What did this get me? Nothing. Well actually, it did get me something. The entire shift of people I worked with didn’t care for me in the slightest and told my on many occasions they had no desire to be friends with me. They also told me that they were tired of having to compensate for my mistakes to Doctors/ext. And honestly, I really can’t recall many mistakes that I made. What apparently was going on is that they were looking for errors, reviewing my charts, my notes, looking at my patients, literally looking for errors, gathering together, making lists, and not helping patients. I literally once had a patient whom another nurse said was having respiratory distress, and even though I was sure she wasn’t, I ask her explicitly for her help to fix it and to help the patient, she refused to help me, sat on her but, crossed her arms, and stated I needed better assessment skills. What bothers me so deeply about this, is that is trusted her own assessment skills, and was so sure she was in distress and that I was incompetent to handle it, then why on earth would she allow the patient to suffer and possibly die? Why? So she could say I was incompetent, claim I didn’t ask for her, and eventually verbally assault me.

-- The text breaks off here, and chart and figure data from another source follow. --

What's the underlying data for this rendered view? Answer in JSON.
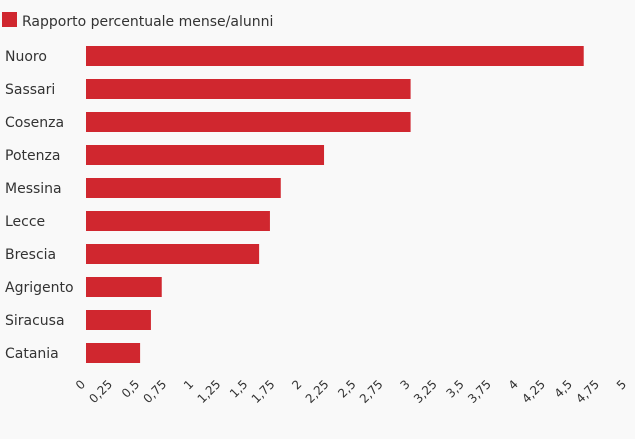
{
  "chart_data": {
    "type": "bar",
    "orientation": "horizontal",
    "categories": [
      "Nuoro",
      "Sassari",
      "Cosenza",
      "Potenza",
      "Messina",
      "Lecce",
      "Brescia",
      "Agrigento",
      "Siracusa",
      "Catania"
    ],
    "series": [
      {
        "name": "Rapporto percentuale mense/alunni",
        "values": [
          4.6,
          3.0,
          3.0,
          2.2,
          1.8,
          1.7,
          1.6,
          0.7,
          0.6,
          0.5
        ],
        "color": "#d0272f"
      }
    ],
    "xlim": [
      0,
      5
    ],
    "xticks": [
      "0",
      "0,25",
      "0,5",
      "0,75",
      "1",
      "1,25",
      "1,5",
      "1,75",
      "2",
      "2,25",
      "2,5",
      "2,75",
      "3",
      "3,25",
      "3,5",
      "3,75",
      "4",
      "4,25",
      "4,5",
      "4,75",
      "5"
    ],
    "grid": false,
    "legend_position": "top-left"
  }
}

The patient, by the way, was never in any sort of respiratory distress. She had malfunctioning pulse oximetry and the alarm was agitating her. I went into the room, assessed the patient, assess the alarm and tried to remedy the situation every time is alarmed, and when I realized that I couldn’t, I asked for help, to which I was denied. All the other nurses sat in a circle, while my patient was apparently in respiratory distress, according to them, and talked about how incompetent I was.
What could I do?
Well apparently, the next move was to be threaten to have my ass kicked by my charge nurse when I tried to tell her that we have to work as a team for the well being of our patients. Her response to my request for teamwork was to threaten me with an ass kicking.
There really is merit to the phrase “nurses eat their young”, even though she only had 1 year of experience on me, she was the nurse to end all nurses and she needed to prove how incompetent I was.

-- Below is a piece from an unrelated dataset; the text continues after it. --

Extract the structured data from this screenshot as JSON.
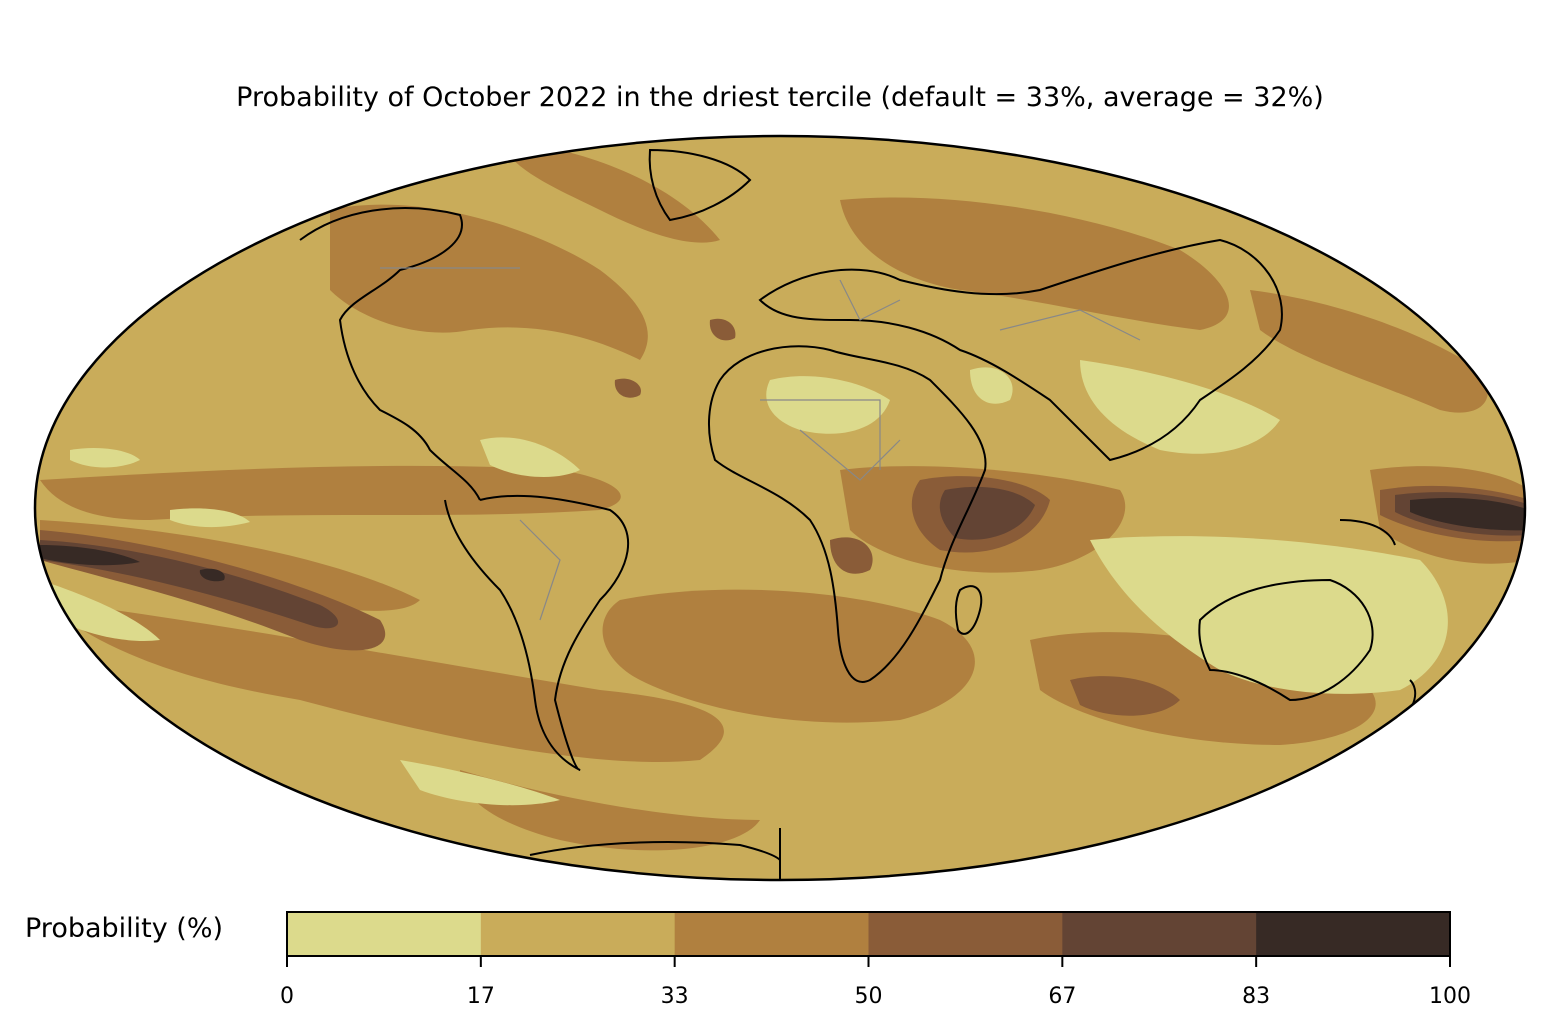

Whew. I rehash this day in my head often. Why? Because it led to a life changing move to night shift, which I initially loathed and was very upset by my boss for her literally forcing it on me. Why did she do this? She believed them over me, and almost admitted so point blank to HR. HR also caught her omitting the truth, and picking favorites, when she admitted she never asked the patient/family if she ever felt I wasn’t trying my very hardest, ever felt in respiratory distress, ext. She admitted the only information she had was what she was quoted by another nurse, which for some reason, she though her version was more valid than mine.
At any rate, I moved to night shift. I was so fearful of this at the time because I was sure I wouldn’t be able to stay awake and I was also working about what sort of dynamics this group may have. I mean, could it be possible for them all to hate me?
I was pleasantly surprised.
The ladies I was received into had apparently heard through the grapevine the poor treatment I had received, for going on 2 years now. On my very first night working I was welcome with a party, cake, smiles, and more appreciation and respect that I had ever felt as a nurse. And it has been wonderful ever since.
They want my opinion on things. They want my help on things. And even the nurse who is fantastic, and has been a nurse for 20 years asked me, little ole me, if I would be her nurse during her surgery. If that doesn’t show confidence, I don’t know what does.
I am no longer dreading walking into work. I know I won’t get the worst of the worse patients. I know that I have support and teamwork. I know I have friends when I go to work. I know I’m doing the right thing. I know I have support.
I know I am good nurse and that others know I am a good nurse. And that, that alone, makes life so much better.